RE: UTF-16 problems

From: Carl W. Brown (cbrown@xnetinc.com)
Date: Mon Jun 11 2001 - 20:37:11 EDT


Michka,

I guess that we can agree to disagree. I can see that if for nothing else
having UTF-16 sort in Unicode code point order with a simple binary search
has real performance advantages. You don't see it much in C code but some
assembler implementations can really benefit. For example on an IBM 370/390
you can compare up to 16MB with a single machine instruction. Having to
adjust for code point sequences for each character will add significant
overhead.

I am proposing that we fix UTF-16. Probably the most common use of these
code points is for hankata (half width katakana). If the application does
not have UTF-16 support it will work as it does normally. UTF-16
applications will translate either code point to the code page katakana
character. Going back to UTF-16 it will use the high end surrogate
character. If is sends the data to a system that does not have UTF-16
support it will have to convert by shifting the characters to the alternate
code points(UTF-16 to UCS-2). UTF-8 representation will be 4 characters
rather than 3 and UTF-16 will require 2 positions rather than 1.

UTF-16 fonts will have to map both code points. In other words it will be a
little more overhead. But it will eliminate the need for either UTF-8s or
UTF-32s. Providing two code positions the same character is a requirement
of UTF-32s anyway so the impact of this change is far less that splitting
UTF-8 into two incompatible systems. This one is at least interchangeable.
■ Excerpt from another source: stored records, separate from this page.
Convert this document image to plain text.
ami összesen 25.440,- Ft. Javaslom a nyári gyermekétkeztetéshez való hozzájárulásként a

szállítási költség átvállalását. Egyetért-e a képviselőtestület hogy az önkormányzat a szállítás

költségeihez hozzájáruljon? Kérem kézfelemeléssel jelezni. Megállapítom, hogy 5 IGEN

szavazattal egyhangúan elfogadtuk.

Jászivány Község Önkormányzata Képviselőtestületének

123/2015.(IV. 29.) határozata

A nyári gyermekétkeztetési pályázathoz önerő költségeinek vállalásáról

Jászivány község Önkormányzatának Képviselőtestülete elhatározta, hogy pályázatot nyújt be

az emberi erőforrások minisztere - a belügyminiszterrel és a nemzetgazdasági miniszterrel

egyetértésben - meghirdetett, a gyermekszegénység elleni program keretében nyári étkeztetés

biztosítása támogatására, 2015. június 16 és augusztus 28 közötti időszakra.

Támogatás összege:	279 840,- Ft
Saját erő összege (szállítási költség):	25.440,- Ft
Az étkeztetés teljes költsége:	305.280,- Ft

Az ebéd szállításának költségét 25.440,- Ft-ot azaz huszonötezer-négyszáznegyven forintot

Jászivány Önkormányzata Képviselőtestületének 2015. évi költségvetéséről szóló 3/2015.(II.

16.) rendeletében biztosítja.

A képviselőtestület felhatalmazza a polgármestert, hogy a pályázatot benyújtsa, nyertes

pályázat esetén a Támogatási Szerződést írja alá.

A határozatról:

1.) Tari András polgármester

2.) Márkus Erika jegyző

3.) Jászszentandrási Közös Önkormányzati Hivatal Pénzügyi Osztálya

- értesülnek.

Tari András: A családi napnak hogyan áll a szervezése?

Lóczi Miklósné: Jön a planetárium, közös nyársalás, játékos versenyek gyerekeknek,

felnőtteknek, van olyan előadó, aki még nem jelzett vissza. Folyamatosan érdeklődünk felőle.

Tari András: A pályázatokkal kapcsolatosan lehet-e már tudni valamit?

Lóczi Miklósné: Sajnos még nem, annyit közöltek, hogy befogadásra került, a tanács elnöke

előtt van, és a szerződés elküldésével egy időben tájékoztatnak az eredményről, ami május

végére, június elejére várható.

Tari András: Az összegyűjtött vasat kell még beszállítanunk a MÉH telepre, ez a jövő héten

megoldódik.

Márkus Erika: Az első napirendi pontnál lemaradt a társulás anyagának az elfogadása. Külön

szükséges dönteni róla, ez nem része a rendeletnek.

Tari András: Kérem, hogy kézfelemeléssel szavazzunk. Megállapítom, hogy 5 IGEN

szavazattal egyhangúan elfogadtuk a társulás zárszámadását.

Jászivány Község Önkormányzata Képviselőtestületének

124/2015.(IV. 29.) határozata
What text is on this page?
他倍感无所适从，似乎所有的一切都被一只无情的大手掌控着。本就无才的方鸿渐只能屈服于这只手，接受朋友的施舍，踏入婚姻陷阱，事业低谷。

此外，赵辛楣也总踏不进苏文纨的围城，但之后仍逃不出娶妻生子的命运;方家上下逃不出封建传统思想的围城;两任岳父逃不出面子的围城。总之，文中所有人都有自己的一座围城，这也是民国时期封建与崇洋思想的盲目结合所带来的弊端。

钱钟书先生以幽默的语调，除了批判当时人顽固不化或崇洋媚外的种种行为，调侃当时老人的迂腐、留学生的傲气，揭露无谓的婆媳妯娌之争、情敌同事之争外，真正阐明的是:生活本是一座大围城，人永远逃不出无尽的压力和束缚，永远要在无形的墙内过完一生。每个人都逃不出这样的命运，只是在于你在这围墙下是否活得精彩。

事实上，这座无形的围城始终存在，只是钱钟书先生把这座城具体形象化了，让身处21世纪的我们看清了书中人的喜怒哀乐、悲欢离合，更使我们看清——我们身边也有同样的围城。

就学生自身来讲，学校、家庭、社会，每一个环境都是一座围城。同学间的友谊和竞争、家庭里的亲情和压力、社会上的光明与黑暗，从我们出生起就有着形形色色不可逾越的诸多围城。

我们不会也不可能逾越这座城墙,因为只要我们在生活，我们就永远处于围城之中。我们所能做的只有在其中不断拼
The real beauty for this system is that even when converting from UTF-16 to
UCS-2 the UCS-2 applications will still sort in the same relative order as
the UTF-16, UTF-8 and UTF-32 applications. You will produce different UTF-8
codes because those will correspond to the new UTF-16 code points. So there
will be some minor changes to the code that converts from UCS-2 to UTF-8.
But even if the code is not adjusted you will still get valid UTF-8
encoding, it will just not sort properly. That is certainly preferable to
broken encoding.

Carl

-----Original Message-----
From: Michael (michka) Kaplan [mailto:michka@trigeminal.com]
Sent: Monday, June 11, 2001 3:47 PM
To: Carl W. Brown; unicode
Subject: Re: UTF-16 problems

From: "Carl W. Brown" <cbrown@xnetinc.com>

> I first I thought the same thing but I have changed my mind. There are
> problems but the problems are with UTF-16 not UTF-8. I don't think that I
> am the only one who thinks that UTF-8s will create more problems that it
> fixes.
>
> Worse yet they will also have to "fix" UTF-32 as well.
>
> The point of this message is to fix UTF-16 which is the source of the
> problem. These changes are no more of a stretch than UTF-32s. The
UTF-32s
> proposal that I heard involves replication the same code points to get
these
> code points to sort high like UTF-16.
>
> What this does, is the legitimize the code point shift for UTF-16, UTF-8,
> and UTF-32 so that the transforms all work and all sort the same and that
> the binary sort and Unicode sort orders are the same.
>
> It does involve a minor normalization transform but you have to do that
for
> UTF-32s anyway and UTF-32s is required if you allow support of UTF-8s.
The
> big difference is that you don't change any UTF protocols or develop two
> mutually exclusive transforms that are so similar that they might be
> confused. Besides this transform keeps UTF-8 to 4 bytes not 6 and will
work
> with the existing UTF-8 software.
>
> The beauty of this proposal is that UCS-2 (plane 0 only) codes will sort
in
> the same order as the post transformed UTF-16 codes.

Carl,

I would agree with you except for one thing.... no one needs this, to solve
their implementation issues! Why would everyone want to turn around and have
to change all their implementations around, including the lazy folks who are
asking others to change for their sake, to support something that no one
wants to do?

The whole UTF-8S mess is a bunch of people asking for a lavicious license to
be lecherously lazy (they should have called it UTF-8L in effigy). No one is
interested in doing a bunch of work here:

1) There is the group of people who took responsibility for their
implementations at some point in the last seven years to properly support
supplementary characters. They do not want to do any extra work since they
work just fine.

2) There is the group of people who are scrambling around trying to get
their laziness canonized as the forward looking savior of a solution that
all of us were too foolish to realize is vital -- they do not want to do any
work either (except marketing work to convince everyone how right they are).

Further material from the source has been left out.